Jonathan McNichols, manager of policy and stakeholder engagement at the Midwestern Higher Education Compact, opened the webinar and introduced a panel of licensure-compliance experts who reviewed survey results from spring 2025.
Panelists said the Department of Education s July 2024 certification-procedures changes require affirmative, state-by-state determinations that can prevent institutions from enrolling a student if the institution cannot determine a program meets that state s educational requirements. "If an institution cannot determine whether the program meets the educational requirements, institutions generally cannot enroll the student," a panelist said, describing the regulatory change and its enrollment implications.
The panel reported that 86% of survey respondents described a moderate or significant increase in licensure-compliance workload; roughly 48% labeled that increase as significant. Respondents estimated added compliance time varied widely; 72% reported adding 10 hours weekly, with 4 hours cited most often. The survey captured 228 responses and 16 in-depth interviews representing two- and four-year public and private institutions.
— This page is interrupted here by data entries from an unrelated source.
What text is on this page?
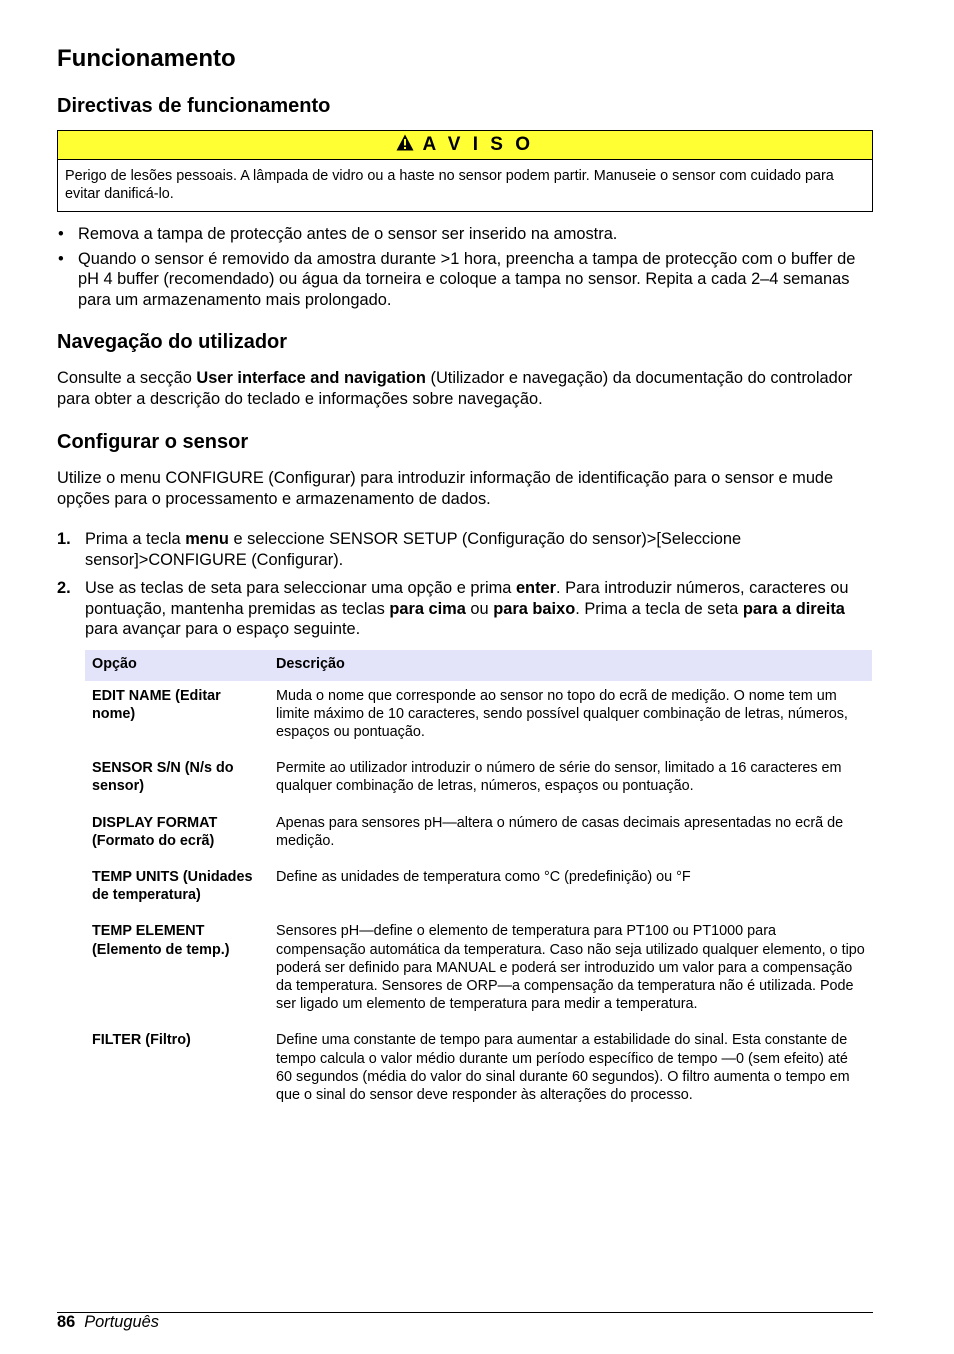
Funcionamento
Directivas de funcionamento
A V I S O
Perigo de lesões pessoais. A lâmpada de vidro ou a haste no sensor podem partir. Manuseie o sensor com cuidado para evitar danificá-lo.
• Remova a tampa de protecção antes de o sensor ser inserido na amostra.
• Quando o sensor é removido da amostra durante >1 hora, preencha a tampa de protecção com o buffer de pH 4 buffer (recomendado) ou água da torneira e coloque a tampa no sensor. Repita a cada 2–4 semanas para um armazenamento mais prolongado.
Navegação do utilizador

Consulte a secção User interface and navigation (Utilizador e navegação) da documentação do controlador para obter a descrição do teclado e informações sobre navegação.

Configurar o sensor

Utilize o menu CONFIGURE (Configurar) para introduzir informação de identificação para o sensor e mude opções para o processamento e armazenamento de dados.

1. Prima a tecla menu e seleccione SENSOR SETUP (Configuração do sensor)>[Seleccione sensor]>CONFIGURE (Configurar).
2. Use as teclas de seta para seleccionar uma opção e prima enter. Para introduzir números, caracteres ou pontuação, mantenha premidas as teclas para cima ou para baixo. Prima a tecla de seta para a direita para avançar para o espaço seguinte.
Opção	Descrição
EDIT NAME (Editar nome)	Muda o nome que corresponde ao sensor no topo do ecrã de medição. O nome tem um limite máximo de 10 caracteres, sendo possível qualquer combinação de letras, números, espaços ou pontuação.
SENSOR S/N (N/s do sensor)	Permite ao utilizador introduzir o número de série do sensor, limitado a 16 caracteres em qualquer combinação de letras, números, espaços ou pontuação.
DISPLAY FORMAT (Formato do ecrã)	Apenas para sensores pH—altera o número de casas decimais apresentadas no ecrã de medição.
TEMP UNITS (Unidades de temperatura)	Define as unidades de temperatura como °C (predefinição) ou °F
TEMP ELEMENT (Elemento de temp.)	Sensores pH—define o elemento de temperatura para PT100 ou PT1000 para compensação automática da temperatura. Caso não seja utilizado qualquer elemento, o tipo poderá ser definido para MANUAL e poderá ser introduzido um valor para a compensação da temperatura. Sensores de ORP—a compensação da temperatura não é utilizada. Pode ser ligado um elemento de temperatura para medir a temperatura.
FILTER (Filtro)	Define uma constante de tempo para aumentar a estabilidade do sinal. Esta constante de tempo calcula o valor médio durante um período específico de tempo —0 (sem efeito) até 60 segundos (média do valor do sinal durante 60 segundos). O filtro aumenta o tempo em que o sinal do sensor deve responder às alterações do processo.
86 Português
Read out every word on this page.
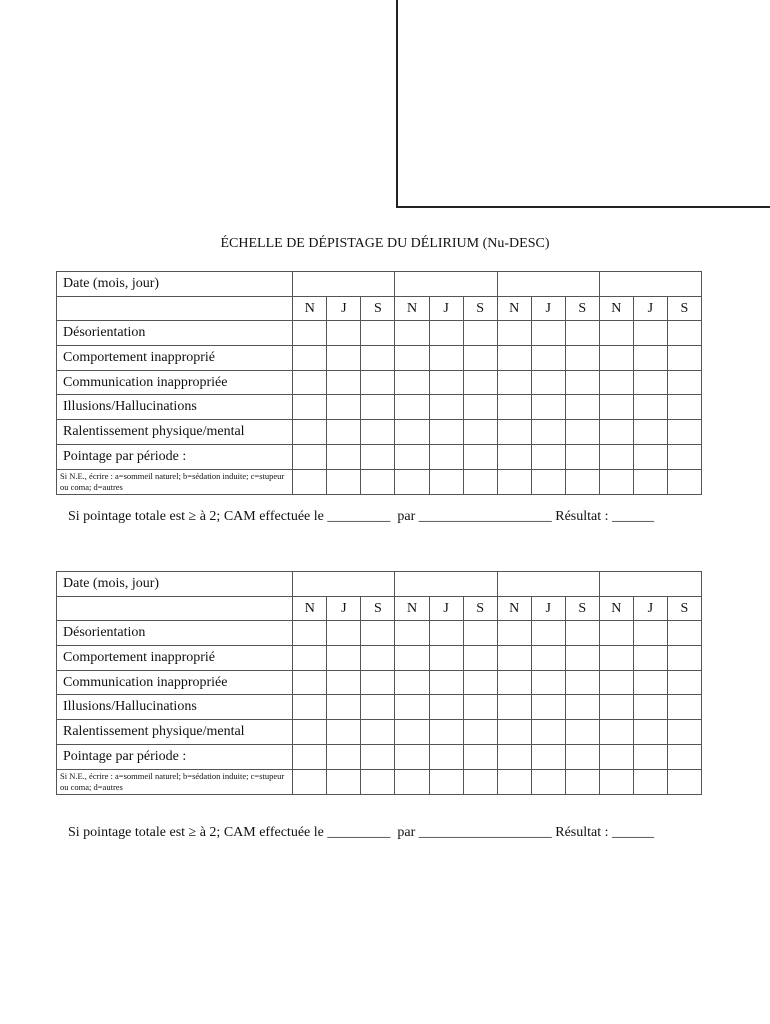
ÉCHELLE DE DÉPISTAGE DU DÉLIRIUM (Nu-DESC)
Date (mois, jour)												
	N	J	S	N	J	S	N	J	S	N	J	S
Désorientation												
Comportement inapproprié												
Communication inappropriée												
Illusions/Hallucinations												
Ralentissement physique/mental												
Pointage par période :												
Si N.E., écrire : a=sommeil naturel; b=sédation induite; c=stupeur ou coma; d=autres												
Si pointage totale est ≥ à 2; CAM effectuée le _________  par ___________________ Résultat : ______
Date (mois, jour)												
	N	J	S	N	J	S	N	J	S	N	J	S
Désorientation												
Comportement inapproprié												
Communication inappropriée												
Illusions/Hallucinations												
Ralentissement physique/mental												
Pointage par période :												
Si N.E., écrire : a=sommeil naturel; b=sédation induite; c=stupeur ou coma; d=autres												
Si pointage totale est ≥ à 2; CAM effectuée le _________  par ___________________ Résultat : ______
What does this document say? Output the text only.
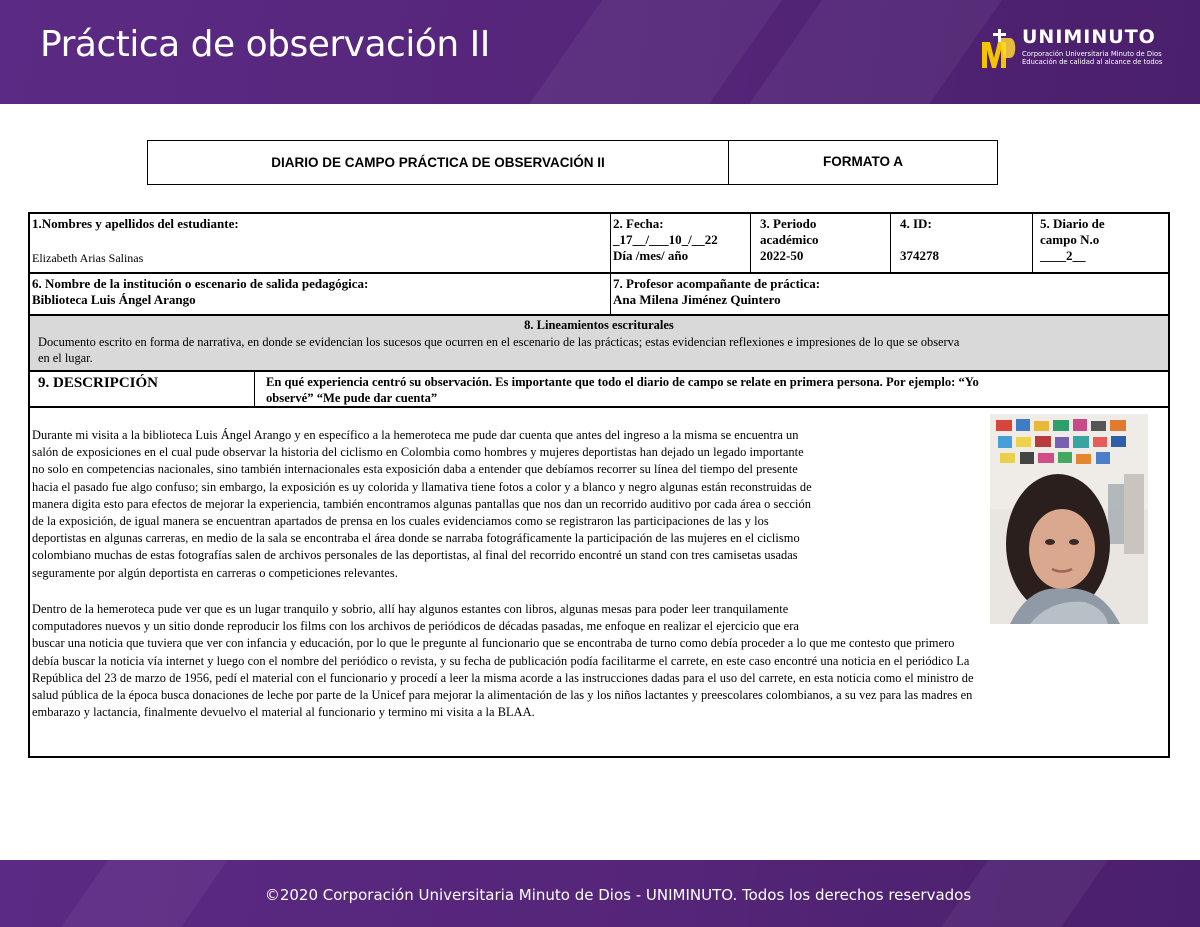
Práctica de observación II	UNIMINUTO
Corporación Universitaria Minuto de Dios
Educación de calidad al alcance de todos
DIARIO DE CAMPO PRÁCTICA DE OBSERVACIÓN II	FORMATO A
1.Nombres y apellidos del estudiante:
Elizabeth Arias Salinas
2. Fecha:
_17__/___10_/__22
Día /mes/ año
3. Periodo
académico
2022-50
4. ID:
374278
5. Diario de
campo N.o
____2__
6. Nombre de la institución o escenario de salida pedagógica:
Biblioteca Luis Ángel Arango
7. Profesor acompañante de práctica:
Ana Milena Jiménez Quintero
8. Lineamientos escriturales
Documento escrito en forma de narrativa, en donde se evidencian los sucesos que ocurren en el escenario de las prácticas; estas evidencian reflexiones e impresiones de lo que se observa
en el lugar.
9. DESCRIPCIÓN	En qué experiencia centró su observación. Es importante que todo el diario de campo se relate en primera persona. Por ejemplo: “Yo
observé” “Me pude dar cuenta”
Durante mi visita a la biblioteca Luis Ángel Arango y en específico a la hemeroteca me pude dar cuenta que antes del ingreso a la misma se encuentra un
salón de exposiciones en el cual pude observar la historia del ciclismo en Colombia como hombres y mujeres deportistas han dejado un legado importante
no solo en competencias nacionales, sino también internacionales esta exposición daba a entender que debíamos recorrer su línea del tiempo del presente
hacia el pasado fue algo confuso; sin embargo, la exposición es uy colorida y llamativa tiene fotos a color y a blanco y negro algunas están reconstruidas de
manera digita esto para efectos de mejorar la experiencia, también encontramos algunas pantallas que nos dan un recorrido auditivo por cada área o sección
de la exposición, de igual manera se encuentran apartados de prensa en los cuales evidenciamos como se registraron las participaciones de las y los
deportistas en algunas carreras, en medio de la sala se encontraba el área donde se narraba fotográficamente la participación de las mujeres en el ciclismo
colombiano muchas de estas fotografías salen de archivos personales de las deportistas, al final del recorrido encontré un stand con tres camisetas usadas
seguramente por algún deportista en carreras o competiciones relevantes.
Dentro de la hemeroteca pude ver que es un lugar tranquilo y sobrio, allí hay algunos estantes con libros, algunas mesas para poder leer tranquilamente
computadores nuevos y un sitio donde reproducir los films con los archivos de periódicos de décadas pasadas, me enfoque en realizar el ejercicio que era
buscar una noticia que tuviera que ver con infancia y educación, por lo que le pregunte al funcionario que se encontraba de turno como debía proceder a lo que me contesto que primero
debía buscar la noticia vía internet y luego con el nombre del periódico o revista, y su fecha de publicación podía facilitarme el carrete, en este caso encontré una noticia en el periódico La
República del 23 de marzo de 1956, pedí el material con el funcionario y procedí a leer la misma acorde a las instrucciones dadas para el uso del carrete, en esta noticia como el ministro de
salud pública de la época busca donaciones de leche por parte de la Unicef para mejorar la alimentación de las y los niños lactantes y preescolares colombianos, a su vez para las madres en
embarazo y lactancia, finalmente devuelvo el material al funcionario y termino mi visita a la BLAA.
©2020 Corporación Universitaria Minuto de Dios - UNIMINUTO. Todos los derechos reservados
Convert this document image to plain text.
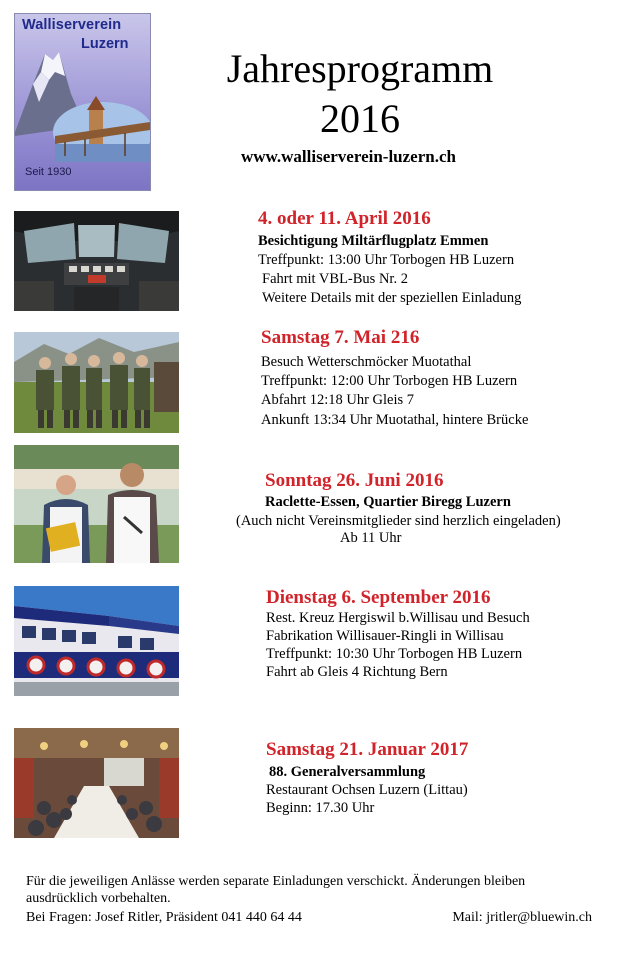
Walliserverein
Luzern
Seit 1930
Jahresprogramm
2016
www.walliserverein-luzern.ch
4. oder 11. April 2016
Besichtigung Miltärflugplatz Emmen
Treffpunkt: 13:00 Uhr Torbogen HB Luzern
Fahrt mit VBL-Bus Nr. 2
Weitere Details mit der speziellen Einladung
Samstag 7. Mai 216
Besuch Wetterschmöcker Muotathal
Treffpunkt: 12:00 Uhr Torbogen HB Luzern
Abfahrt 12:18 Uhr Gleis 7
Ankunft 13:34 Uhr Muotathal, hintere Brücke
Sonntag 26. Juni 2016
Raclette-Essen, Quartier Biregg Luzern
(Auch nicht Vereinsmitglieder sind herzlich eingeladen)
Ab 11 Uhr
Dienstag 6. September 2016
Rest. Kreuz Hergiswil b.Willisau und Besuch
Fabrikation Willisauer-Ringli in Willisau
Treffpunkt: 10:30 Uhr Torbogen HB Luzern
Fahrt ab Gleis 4 Richtung Bern
Samstag 21. Januar 2017
88. Generalversammlung
Restaurant Ochsen Luzern (Littau)
Beginn: 17.30 Uhr
Für die jeweiligen Anlässe werden separate Einladungen verschickt. Änderungen bleiben
ausdrücklich vorbehalten.
Bei Fragen: Josef Ritler, Präsident 041 440 64 44	Mail: jritler@bluewin.ch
Panelists identified the five most time-consuming tasks: state law and licensing-board research (cited by 90% of respondents), student disclosures and communications (85%), internal coordination and training (79%), ongoing monitoring of state and federal requirements (63%), and data reporting or documentation (51%). Only about 6% said their primary method for determining state alignment was direct confirmation from licensing boards; 82% relied on internal interpretation or a mix of interpretation and informal external references.
To manage operational risk, about 32% of respondent institutions said they had restricted enrollment in particular states or for particular programs; nursing, teacher education and mental-health programs were the most frequently cited program areas. Panelists identified California, New York, Texas, Washington, Colorado, Georgia and Tennessee as states that regularly present complex or costly compliance challenges.
The panel emphasized that the burden and institutional response vary by institution size, number of licensure programs and internal capacity: only about 22% hired additional staff, 43% use student self-attestations to permit enrollment under exceptions, and only about 6% have a fully automated disclosure process. Many institutions still rely on spreadsheets and manual workflows.
The webinar closed with a reminder that the presentation and recording will be posted to the Compact s website and an encouragement to use the survey data to support resource requests and institutional planning.